Manager Fredi Gonzalez considers it the best pitched game he’s seen in person since Roy Halladay pitched a perfect game against Josh Johnson and the Marlins in 2010, when he was managing in Florida.
“(Fernandez) faced nine hitters – not counting Woody, but (with Ryan) Doumit, professional hitters,” Gonzalez said. “And they’re coming back shaking their heads. I’m sure their side was saying the same thing about Woody. It just happened that the two hits he gave up out of the four were back-to-back.”
Braves fans already had a pretty good idea of what a bulldog Wood is, both in college choice and demeanor on the mound, but the second round pick out of the University of Georgia took it to new heights Tuesday night.

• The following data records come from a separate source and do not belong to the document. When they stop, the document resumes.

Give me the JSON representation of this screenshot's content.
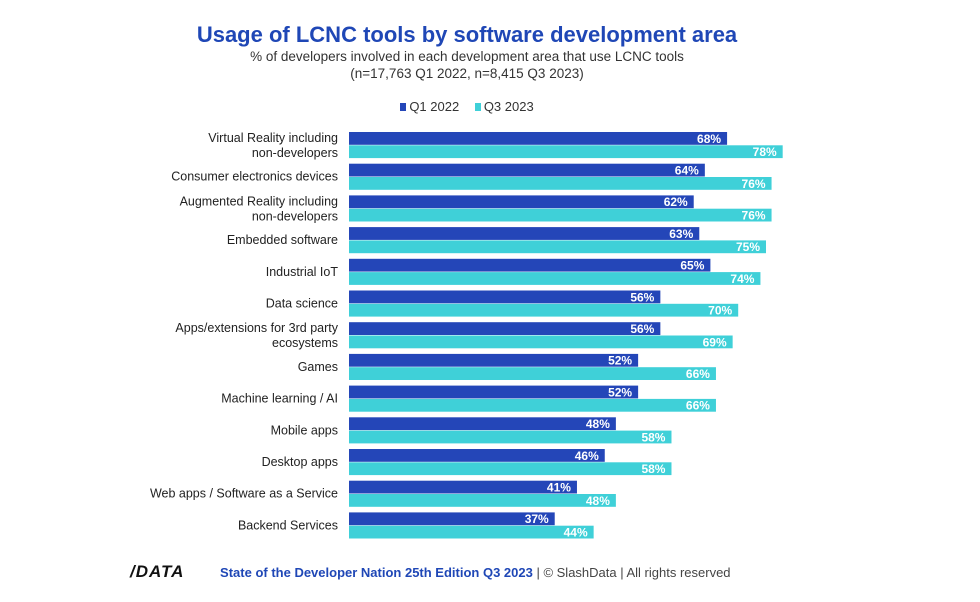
{
  "chart_data": {
    "type": "bar",
    "orientation": "horizontal",
    "title": "Usage of LCNC tools by software development area",
    "subtitle": [
      "% of developers involved in each development area that use LCNC tools",
      "(n=17,763 Q1 2022, n=8,415 Q3 2023)"
    ],
    "categories": [
      "Virtual Reality including non-developers",
      "Consumer electronics devices",
      "Augmented Reality including non-developers",
      "Embedded software",
      "Industrial IoT",
      "Data science",
      "Apps/extensions for 3rd party ecosystems",
      "Games",
      "Machine learning / AI",
      "Mobile apps",
      "Desktop apps",
      "Web apps / Software as a Service",
      "Backend Services"
    ],
    "series": [
      {
        "name": "Q1 2022",
        "color": "#2446b8",
        "values": [
          68,
          64,
          62,
          63,
          65,
          56,
          56,
          52,
          52,
          48,
          46,
          41,
          37
        ]
      },
      {
        "name": "Q3 2023",
        "color": "#3fd0d8",
        "values": [
          78,
          76,
          76,
          75,
          74,
          70,
          69,
          66,
          66,
          58,
          58,
          48,
          44
        ]
      }
    ],
    "value_suffix": "%",
    "legend_position": "top",
    "grid": false
  },
  "footer": {
    "logo": "/DATA",
    "source": "State of the Developer Nation 25th Edition Q3 2023",
    "rights": " | © SlashData | All rights reserved"
  }
}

Tasked with the reigning NL rookie of the year and his nasty repertoire, Wood came up with some dirty work of his own. Wood might have lacked about five mph on his fastball, compared to Fernandez’s, but he attacked hitters with the same ferocity. He had matched his career-high in strikeouts with nine by the sixth inning.
The Marlins managed back-to-back hard-hit balls in the fourth – a Giancarlo Stanton double, followed by a Casey McGehee RBI single – to take a 1-0 lead. The only other hits he gave up were on bunt singles.

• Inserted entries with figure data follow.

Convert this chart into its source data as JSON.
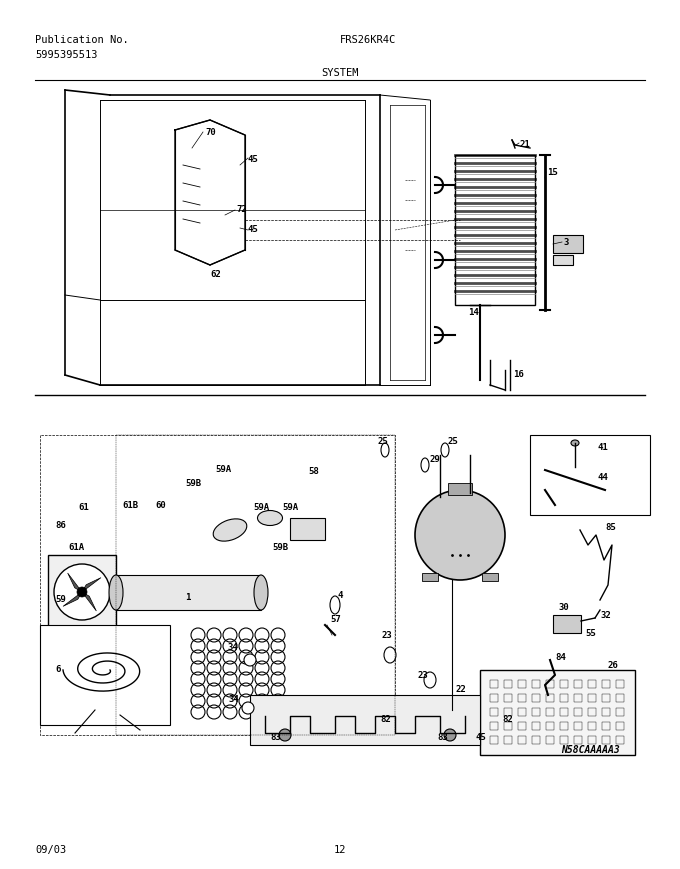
{
  "title_left_line1": "Publication No.",
  "title_left_line2": "5995395513",
  "title_center": "FRS26KR4C",
  "subtitle": "SYSTEM",
  "diagram_note": "N58CAAAAA3",
  "footer_left": "09/03",
  "footer_center": "12",
  "bg_color": "#ffffff",
  "line_color": "#000000",
  "text_color": "#000000",
  "fig_width": 6.8,
  "fig_height": 8.69,
  "dpi": 100
}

For his efforts, Wood dropped a second straight 1-0 game, after losing last Thursday to A.J. Burnett and the Phillies by the same score. He allowed only four hits over eight innings, walked none, and threw 75 of his 101 pitches for strikes.
It wasn’t enough to top Fernandez, though.
Chris Johnson singled to right field to lead off the eighth to break up a streak of 11 in a row retired by Fernandez, including five in a row at one point, via strikeout. Johnson’s hit was the Braves’ first since Jason Heyward took Fernandez to the opposite field for line drive to lead off the game.
Fernandez retired Dan Uggla and Evan Gattis on back-to-back strikeouts, leaving a solitary Braves fan of the 18,275 at Turner Field at Turner Field to implore Andrelton Simmons to “do something!” with his next at-bat. Simmons responded by beating out an infield hit to give the Braves only their second runner in scoring position on the night, the first time without the benefit of a balk. But Fernandez coaxed a groundout from Ryan Doumit to end the threat.
Not only was the Marlins’ 21-year-old right-hander bringing his impressive heat – touching 99 mph on the radar gun by the second inning – he was commanding his devastating breaking ball.
Fernandez got Justin Upton to swing and miss at one sweeping out of the strike zone, and then left Dan Uggla frozen at the plate, watching a third strike breaking ball catch the plate.
Watching it all from his couch was former Brave Chipper Jones, who tweeted: “Wow. Guys like this make me glad I retired. He is D-irt-eeee!”